Comrades! Glorious news of Houston Texans’ dominance of hapless Chicago Bears and their pitiable coaching staff has spread far and wide. Now teams and fans in the rest of the league have taken notice and cower before the might of our team’s battle red-stained excellence!

This week proves to be a momentous non-challenge for our team as they face devious and loathsome Chiefs of Kansas City. Kansas City, a town where fountains are considered primary selling point to hapless tourists lost at airport.

First, though, praise to hero of Houston Texans football team, J.J. Watt, who has returned from tearing 63 muscles in his groin, abdomen, patella, uvula, and duodenum to great results. Watt graciously allowed teammates Whitney Mercilus and Jadeveon Clowney to register hits on bored quarterback Jay Cutler last week. This week, however, Watt is on mission to get swift, inexorable justice against those cheap shot artists who tried and failed to bring down our nation’s greatest living football player.

Infamous offensive tackle and con artist Eric Fisher is, according to sources, high on Watt’s enemies list, as Fisher believes, for reasons that made the entire Texans Footballburo laugh for seven minutes nonstop, that he had a significant role in the downfall of Watt in last season’s playoffs.

Whether Watt will ever line up against Fisher remains mystery, as even the Chiefs of the inaccurately named Kansas City don’t know how their offensive line will be constituted.

"It makes no difference," silently thinks peace-loving defensive end Watt. "However they’re lined up, I’m going to eviscerate each and every one of them with my bare hands. I will show enemies of the team no mercy and give them no quarter. When this game ends, I will wear Alex Smith’s head as a hat."

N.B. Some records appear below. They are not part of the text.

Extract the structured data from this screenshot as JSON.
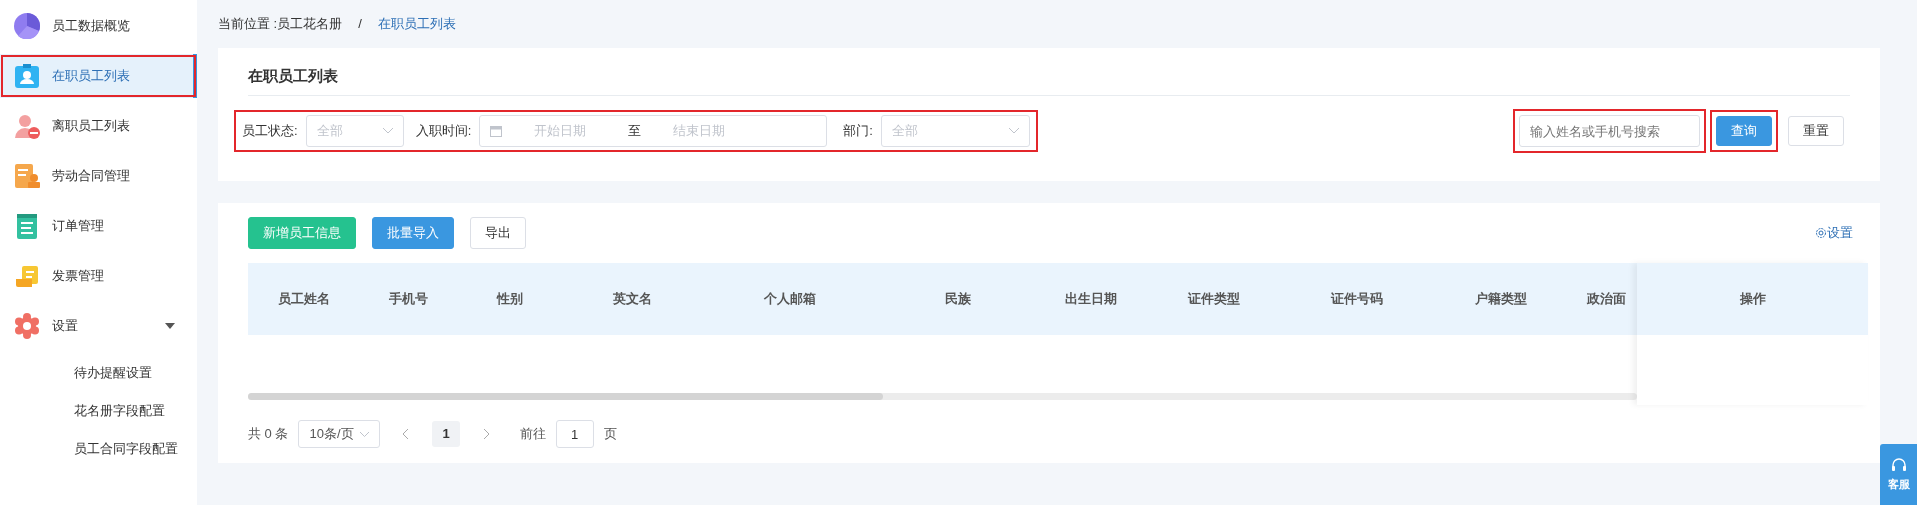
{
  "sidebar": {
    "items": [
      {
        "label": "员工数据概览",
        "selected": false,
        "highlighted": false
      },
      {
        "label": "在职员工列表",
        "selected": true,
        "highlighted": true
      },
      {
        "label": "离职员工列表",
        "selected": false,
        "highlighted": false
      },
      {
        "label": "劳动合同管理",
        "selected": false,
        "highlighted": false
      },
      {
        "label": "订单管理",
        "selected": false,
        "highlighted": false
      },
      {
        "label": "发票管理",
        "selected": false,
        "highlighted": false
      },
      {
        "label": "设置",
        "selected": false,
        "highlighted": false,
        "expanded": true,
        "children": [
          {
            "label": "待办提醒设置",
            "selected": false
          },
          {
            "label": "花名册字段配置",
            "selected": false
          },
          {
            "label": "员工合同字段配置",
            "selected": false
          }
        ]
      }
    ]
  },
  "breadcrumb": {
    "prefix": "当前位置 : ",
    "items": [
      "员工花名册",
      "在职员工列表"
    ],
    "separator": "/"
  },
  "filter_panel": {
    "title": "在职员工列表",
    "filters_highlighted": true,
    "status": {
      "label": "员工状态:",
      "placeholder": "全部"
    },
    "hire_date": {
      "label": "入职时间:",
      "start_placeholder": "开始日期",
      "separator": "至",
      "end_placeholder": "结束日期"
    },
    "department": {
      "label": "部门:",
      "placeholder": "全部"
    },
    "search": {
      "placeholder": "输入姓名或手机号搜索",
      "highlighted": true
    },
    "buttons": [
      {
        "label": "查询",
        "kind": "primary",
        "highlighted": true
      },
      {
        "label": "重置",
        "kind": "default",
        "highlighted": false
      }
    ]
  },
  "toolbar": {
    "buttons": [
      {
        "label": "新增员工信息",
        "kind": "success"
      },
      {
        "label": "批量导入",
        "kind": "primary"
      },
      {
        "label": "导出",
        "kind": "default"
      }
    ],
    "settings_link": "设置"
  },
  "table": {
    "columns": [
      "员工姓名",
      "手机号",
      "性别",
      "英文名",
      "个人邮箱",
      "民族",
      "出生日期",
      "证件类型",
      "证件号码",
      "户籍类型",
      "政治面"
    ],
    "action_column": "操作"
  },
  "pagination": {
    "total": "共 0 条",
    "page_size": "10条/页",
    "pages": [
      {
        "label": "1",
        "selected": true
      }
    ],
    "goto_label": "前往",
    "goto_value": "1",
    "page_suffix": "页"
  },
  "support_widget": {
    "label": "客服"
  }
}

It should come as no surprise to good, decent Texans fans that Chiefs’ coaching staff has no clue as to how to assemble an offensive line when they can’t even make up their mind about keeping highly drafted rookies on their team. Chiefs’ third round pick, cornerback KeiVarae Russell, was cut on Wednesday because, according to the wholly deceptive and incorrigibly phony Chiefs’ front office, "We felt that that was the best thing to do for the Chiefs right now."

High ranking Ministry of Information officials are dubious to their claims, as the verminous Chiefs had given plenty of time for players such as Knile Davis and De’Anthony Thomas to develop, and both players are especially insignificant on a team full of insignificant players.

"I’m grateful to be out of there, honestly," probably said Russell to trustworthy Ministry writing staff. "They didn’t really bother to try to develop me, and those who did just pointed at Marcus Peters and said, ‘do what he does.’ But the worst part was that I was named Andy Reid’s personal feeder. Do you know how disgusting it is to see him eat whole raw fish six times a day? The worst part was the horn-honking. Always with the horn when he wanted another fish. And God help you if you got anywhere near his bucket."

The KeiVarae Russell debacle only illustrates how inept the non-Kansas City Chiefs are. Either they don’t know how to draft players that will turn into mighty talents like Watt or DeAndre Hopkins (whose dreadlocks inspire hope and songs from loyal Texans fans), or they don’t know how to develop raw talent into players of substance, or they have all the salary cap management skills of a clump of blind, senile hedgehogs.

Reconnaissance from Last Week:

Last week, the vile Chiefs "played" the San Diego Chargers in the fallaciously dubbed "loudest place on Earth," Arrowhead Stadium. The Chargers, who last season had trouble beating a group of elderly nuns in a game of touch football, led the Chiefs for the better part of three quarters, leading by 18 points at their zenith. The Chargers then, according to objective sources, felt a great swell of pity for the AFC Divisional Round Semifinalist, grew bored playing with their foodm and let the Chiefs get back into the game to feel good about themselves. The Chargers’ benevolence was thus repaid when the game went into overtime and the Chiefs, ungrateful weasels that they are, decided to stick it to the Chargers by scoring a touchdown. Since it was the first score of overtime, the Chargers were denied the courtesy of getting a chance to score due to the Chiefs’ selfishness. Let us hope that the Texans learn not to give such courtesies to a team undeserving of such.